Cash-strapped McLaren Holdings Ltd. has recently sold some of its prized heritage car collection to Bahrain’s sovereign wealth fund Mumtalakat Holding Co. to raise capital.
The supercar maker was forced to seek an injection of funds after identifying “certain technical upgrades” on its Artura hybrid supercar that triggered delivery delays, McLaren said earlier this week during its third-quarter earnings. Its main shareholder — with Mumtalakat owning a near 60% stake — agreed to support the company with an additional £100 million ($123 million), the company said.
In addition to the launch of the Artura being postponed because of the COVID-19 pandemic, U.S. deliveries were pushed back in May 2021 because of issues with its software supplier and then, again, in December 2021, due to the limited supply of semiconductor chips.
Although McLaren did not divulge which vehicles it sold from its heritage collection, in its 2021 annual report, the company disclosed that it had 54 Formula 1 race cars and supercars in its coffers. It is not uncommon for the automaker to sell vehicles from collection from time to time.

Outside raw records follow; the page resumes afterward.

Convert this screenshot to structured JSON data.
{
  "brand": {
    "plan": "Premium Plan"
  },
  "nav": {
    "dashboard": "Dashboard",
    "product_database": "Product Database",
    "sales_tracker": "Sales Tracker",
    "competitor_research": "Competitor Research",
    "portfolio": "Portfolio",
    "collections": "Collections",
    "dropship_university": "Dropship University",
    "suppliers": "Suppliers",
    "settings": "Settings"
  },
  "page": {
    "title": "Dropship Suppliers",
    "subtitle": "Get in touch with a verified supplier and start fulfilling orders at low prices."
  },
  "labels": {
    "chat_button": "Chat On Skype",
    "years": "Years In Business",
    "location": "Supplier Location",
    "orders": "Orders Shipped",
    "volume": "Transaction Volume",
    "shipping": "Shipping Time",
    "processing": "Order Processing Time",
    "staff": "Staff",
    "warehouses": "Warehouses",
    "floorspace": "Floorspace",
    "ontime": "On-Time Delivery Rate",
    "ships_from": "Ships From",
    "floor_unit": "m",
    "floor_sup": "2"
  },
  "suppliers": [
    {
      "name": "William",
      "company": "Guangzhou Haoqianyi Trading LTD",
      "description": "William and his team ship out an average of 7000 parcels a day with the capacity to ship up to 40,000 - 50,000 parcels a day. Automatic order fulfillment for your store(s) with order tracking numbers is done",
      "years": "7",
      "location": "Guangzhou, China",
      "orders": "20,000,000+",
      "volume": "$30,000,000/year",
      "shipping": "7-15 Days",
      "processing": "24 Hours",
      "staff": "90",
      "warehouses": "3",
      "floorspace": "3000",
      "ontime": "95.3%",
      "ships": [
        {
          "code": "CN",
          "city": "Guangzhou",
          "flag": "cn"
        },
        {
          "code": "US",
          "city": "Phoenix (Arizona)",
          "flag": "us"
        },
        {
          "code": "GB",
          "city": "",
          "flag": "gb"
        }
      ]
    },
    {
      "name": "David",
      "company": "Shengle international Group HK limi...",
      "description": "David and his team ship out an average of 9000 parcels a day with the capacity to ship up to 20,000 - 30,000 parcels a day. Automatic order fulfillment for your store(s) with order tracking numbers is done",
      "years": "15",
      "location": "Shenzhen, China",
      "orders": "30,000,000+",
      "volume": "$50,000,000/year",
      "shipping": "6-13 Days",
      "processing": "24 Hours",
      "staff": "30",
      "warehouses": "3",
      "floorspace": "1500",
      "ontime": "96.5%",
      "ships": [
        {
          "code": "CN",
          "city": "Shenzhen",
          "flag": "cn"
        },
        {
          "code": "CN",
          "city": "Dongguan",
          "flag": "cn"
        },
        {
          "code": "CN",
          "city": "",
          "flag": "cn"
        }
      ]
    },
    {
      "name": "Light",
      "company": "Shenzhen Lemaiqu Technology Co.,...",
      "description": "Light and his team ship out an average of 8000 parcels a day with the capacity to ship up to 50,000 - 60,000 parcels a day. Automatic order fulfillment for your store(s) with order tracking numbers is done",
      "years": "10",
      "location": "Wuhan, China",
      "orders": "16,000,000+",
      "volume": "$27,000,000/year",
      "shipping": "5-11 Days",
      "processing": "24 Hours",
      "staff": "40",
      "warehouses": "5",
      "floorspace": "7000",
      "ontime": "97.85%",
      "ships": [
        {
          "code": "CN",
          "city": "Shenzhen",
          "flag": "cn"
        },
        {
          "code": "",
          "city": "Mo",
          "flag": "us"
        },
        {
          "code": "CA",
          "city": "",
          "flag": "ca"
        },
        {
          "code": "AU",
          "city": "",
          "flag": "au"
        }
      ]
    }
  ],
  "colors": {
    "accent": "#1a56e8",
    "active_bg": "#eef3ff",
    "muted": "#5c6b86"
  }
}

McLaren continues talks surrounding future partnerships. With Porsche still shopping for a way into F1, McLaren surely seems a tempting option given the successes of its F1 effort in the last few years. But that does nothing to stop the losses the supercar firm is experiencing now.
In September, McLaren reported a loss of roughly $247 million for the first nine months of the year. A year ago, the company posted a loss of $87 million.
While the cars have been sold to Mumtalakat, they will remain under McLaren’s care at its headquarters. It is understood the brand hopes to buy back the vehicles in the future, although a repurchase option is not stipulated in the sale agreement.